Bananas are often mistakenly identified as trees, but they are actually herbs. They grow from rhizomes, which are underground horizontal stems coming from the mother plant that shoot up suckers. These suckers produce new banana plants. Bananas are not difficult to grow outdoors, but require certain climate conditions. Knowledge of these conditions and how to create the right environment for the plant will help you produce a healthy banana plant.
Make sure that your climate supports banana plants. Bananas like a mean temperature of 80 degrees Fahrenheit. Growth slows at 60 degrees Fahrenheit and stops at 50 degrees Fahrenheit. A frost will kill leaves, and temperatures below freezing will kill the plant in the ground.

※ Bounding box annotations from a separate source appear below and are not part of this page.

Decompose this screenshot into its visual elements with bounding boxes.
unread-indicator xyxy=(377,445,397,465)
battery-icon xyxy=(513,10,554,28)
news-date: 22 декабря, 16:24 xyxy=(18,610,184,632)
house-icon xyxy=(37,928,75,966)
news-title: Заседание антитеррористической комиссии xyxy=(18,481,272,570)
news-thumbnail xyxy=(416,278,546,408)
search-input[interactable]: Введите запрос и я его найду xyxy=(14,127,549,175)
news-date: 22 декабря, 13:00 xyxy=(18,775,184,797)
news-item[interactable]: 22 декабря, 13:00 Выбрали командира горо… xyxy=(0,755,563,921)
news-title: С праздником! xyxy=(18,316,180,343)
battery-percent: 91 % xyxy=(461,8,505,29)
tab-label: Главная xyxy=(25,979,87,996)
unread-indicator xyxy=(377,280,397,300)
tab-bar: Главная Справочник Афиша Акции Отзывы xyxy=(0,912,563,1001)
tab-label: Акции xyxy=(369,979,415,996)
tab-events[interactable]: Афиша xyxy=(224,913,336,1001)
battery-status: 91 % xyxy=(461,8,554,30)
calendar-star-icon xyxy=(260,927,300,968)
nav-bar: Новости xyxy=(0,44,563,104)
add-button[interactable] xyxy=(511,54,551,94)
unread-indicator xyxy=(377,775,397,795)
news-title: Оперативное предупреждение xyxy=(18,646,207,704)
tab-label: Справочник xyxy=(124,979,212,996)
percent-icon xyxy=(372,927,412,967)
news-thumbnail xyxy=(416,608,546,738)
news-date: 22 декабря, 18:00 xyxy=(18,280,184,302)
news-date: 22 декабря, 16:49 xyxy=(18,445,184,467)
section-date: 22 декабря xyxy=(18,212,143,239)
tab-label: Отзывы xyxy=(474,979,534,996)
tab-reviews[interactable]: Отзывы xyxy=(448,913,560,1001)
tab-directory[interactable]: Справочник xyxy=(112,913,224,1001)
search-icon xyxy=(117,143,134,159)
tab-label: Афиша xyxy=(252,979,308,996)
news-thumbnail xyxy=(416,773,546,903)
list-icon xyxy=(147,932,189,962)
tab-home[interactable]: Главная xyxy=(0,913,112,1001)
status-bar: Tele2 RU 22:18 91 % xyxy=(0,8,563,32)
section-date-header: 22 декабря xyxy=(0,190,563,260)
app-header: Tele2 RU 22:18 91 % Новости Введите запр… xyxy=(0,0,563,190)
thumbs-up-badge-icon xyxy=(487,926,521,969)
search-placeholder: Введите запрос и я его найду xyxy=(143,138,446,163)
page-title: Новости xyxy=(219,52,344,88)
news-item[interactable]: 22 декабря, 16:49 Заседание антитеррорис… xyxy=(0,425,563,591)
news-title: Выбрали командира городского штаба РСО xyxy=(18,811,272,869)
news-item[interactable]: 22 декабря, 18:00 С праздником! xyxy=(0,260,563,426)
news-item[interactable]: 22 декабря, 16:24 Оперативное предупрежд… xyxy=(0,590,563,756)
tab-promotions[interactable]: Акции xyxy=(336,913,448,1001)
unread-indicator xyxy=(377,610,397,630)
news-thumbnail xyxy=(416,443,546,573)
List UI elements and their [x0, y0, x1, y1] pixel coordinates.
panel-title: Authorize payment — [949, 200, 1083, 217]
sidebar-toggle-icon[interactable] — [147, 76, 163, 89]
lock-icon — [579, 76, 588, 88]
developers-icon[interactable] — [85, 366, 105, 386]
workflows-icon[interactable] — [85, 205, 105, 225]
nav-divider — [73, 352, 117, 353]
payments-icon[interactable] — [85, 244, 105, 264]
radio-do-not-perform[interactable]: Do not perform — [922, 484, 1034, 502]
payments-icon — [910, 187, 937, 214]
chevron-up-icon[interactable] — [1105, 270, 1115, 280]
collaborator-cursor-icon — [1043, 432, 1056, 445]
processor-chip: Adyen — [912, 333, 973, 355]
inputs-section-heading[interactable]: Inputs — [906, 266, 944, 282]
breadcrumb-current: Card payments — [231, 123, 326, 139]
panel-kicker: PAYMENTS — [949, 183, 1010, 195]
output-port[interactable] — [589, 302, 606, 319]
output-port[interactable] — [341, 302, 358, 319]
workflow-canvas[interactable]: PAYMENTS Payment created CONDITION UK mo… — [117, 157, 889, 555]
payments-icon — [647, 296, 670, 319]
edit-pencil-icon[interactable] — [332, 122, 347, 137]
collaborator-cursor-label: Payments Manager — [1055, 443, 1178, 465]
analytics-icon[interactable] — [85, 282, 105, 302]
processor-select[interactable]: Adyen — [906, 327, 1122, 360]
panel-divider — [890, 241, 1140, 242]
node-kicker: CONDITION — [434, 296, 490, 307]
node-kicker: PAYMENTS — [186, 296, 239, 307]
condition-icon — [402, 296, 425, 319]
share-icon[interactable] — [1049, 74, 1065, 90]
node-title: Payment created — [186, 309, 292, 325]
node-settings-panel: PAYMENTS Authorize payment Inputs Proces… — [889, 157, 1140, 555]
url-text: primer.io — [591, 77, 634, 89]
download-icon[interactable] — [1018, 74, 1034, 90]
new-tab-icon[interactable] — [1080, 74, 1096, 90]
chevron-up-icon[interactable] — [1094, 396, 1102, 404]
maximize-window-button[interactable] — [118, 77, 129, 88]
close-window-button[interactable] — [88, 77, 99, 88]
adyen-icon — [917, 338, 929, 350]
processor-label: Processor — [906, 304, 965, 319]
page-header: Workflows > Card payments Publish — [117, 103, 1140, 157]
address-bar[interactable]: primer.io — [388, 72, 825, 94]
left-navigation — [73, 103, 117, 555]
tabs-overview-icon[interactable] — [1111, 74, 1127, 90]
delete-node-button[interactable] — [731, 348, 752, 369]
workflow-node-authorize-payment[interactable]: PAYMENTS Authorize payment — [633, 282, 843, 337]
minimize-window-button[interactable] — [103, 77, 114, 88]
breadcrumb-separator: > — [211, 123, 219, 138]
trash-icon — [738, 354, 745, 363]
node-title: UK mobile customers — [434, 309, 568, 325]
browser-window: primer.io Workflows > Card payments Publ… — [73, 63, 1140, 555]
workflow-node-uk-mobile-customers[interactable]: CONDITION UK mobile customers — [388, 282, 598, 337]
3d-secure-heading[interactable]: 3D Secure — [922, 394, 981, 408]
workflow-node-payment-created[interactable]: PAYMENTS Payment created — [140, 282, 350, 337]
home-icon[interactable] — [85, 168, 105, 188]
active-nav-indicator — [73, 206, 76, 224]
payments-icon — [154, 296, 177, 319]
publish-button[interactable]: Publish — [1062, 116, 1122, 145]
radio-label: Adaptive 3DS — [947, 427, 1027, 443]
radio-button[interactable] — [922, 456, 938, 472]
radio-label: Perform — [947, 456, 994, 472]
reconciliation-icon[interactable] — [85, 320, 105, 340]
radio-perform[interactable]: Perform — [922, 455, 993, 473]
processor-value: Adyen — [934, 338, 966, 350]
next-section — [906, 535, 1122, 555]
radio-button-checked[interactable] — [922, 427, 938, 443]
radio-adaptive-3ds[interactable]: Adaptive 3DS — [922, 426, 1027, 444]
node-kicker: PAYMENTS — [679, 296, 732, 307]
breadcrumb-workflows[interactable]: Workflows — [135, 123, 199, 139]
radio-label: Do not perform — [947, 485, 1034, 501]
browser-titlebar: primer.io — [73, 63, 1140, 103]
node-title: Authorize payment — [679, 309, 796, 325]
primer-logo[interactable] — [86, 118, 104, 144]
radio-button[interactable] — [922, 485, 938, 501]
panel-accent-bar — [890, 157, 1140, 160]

Choose an area with full sun and deep, well-drained soil in which to plant your banana. Bananas are susceptible to both wind and cold damage so you should choose a protected area. The south or southeast side of a building will provide the best protection and sunlight combination.
Prepare the area for the banana plant. Dig nine to 12 inches into the ground with a spade, breaking up clumps of dirt and removing any stones. Mix a layer of organic compost into the soil to increase soil nutrients for the plant.
Plant the banana plant on the prepared site. If you purchased a container plant, plant the banana so that the top of the root ball is even with soil level. Plant suckers at the same depth they were growing originally. Space multiple bananas eight to 10 feet apart for fruit production and two to three feet apart for decoration.
Water the banana plant deeply after planting. Place a two- to six-inch layer of mulch around the banana plant. This will keep down weeds and hold moisture for the plant. Weeds will compete with the banana plant for moisture and nutrients and will decrease fruit production.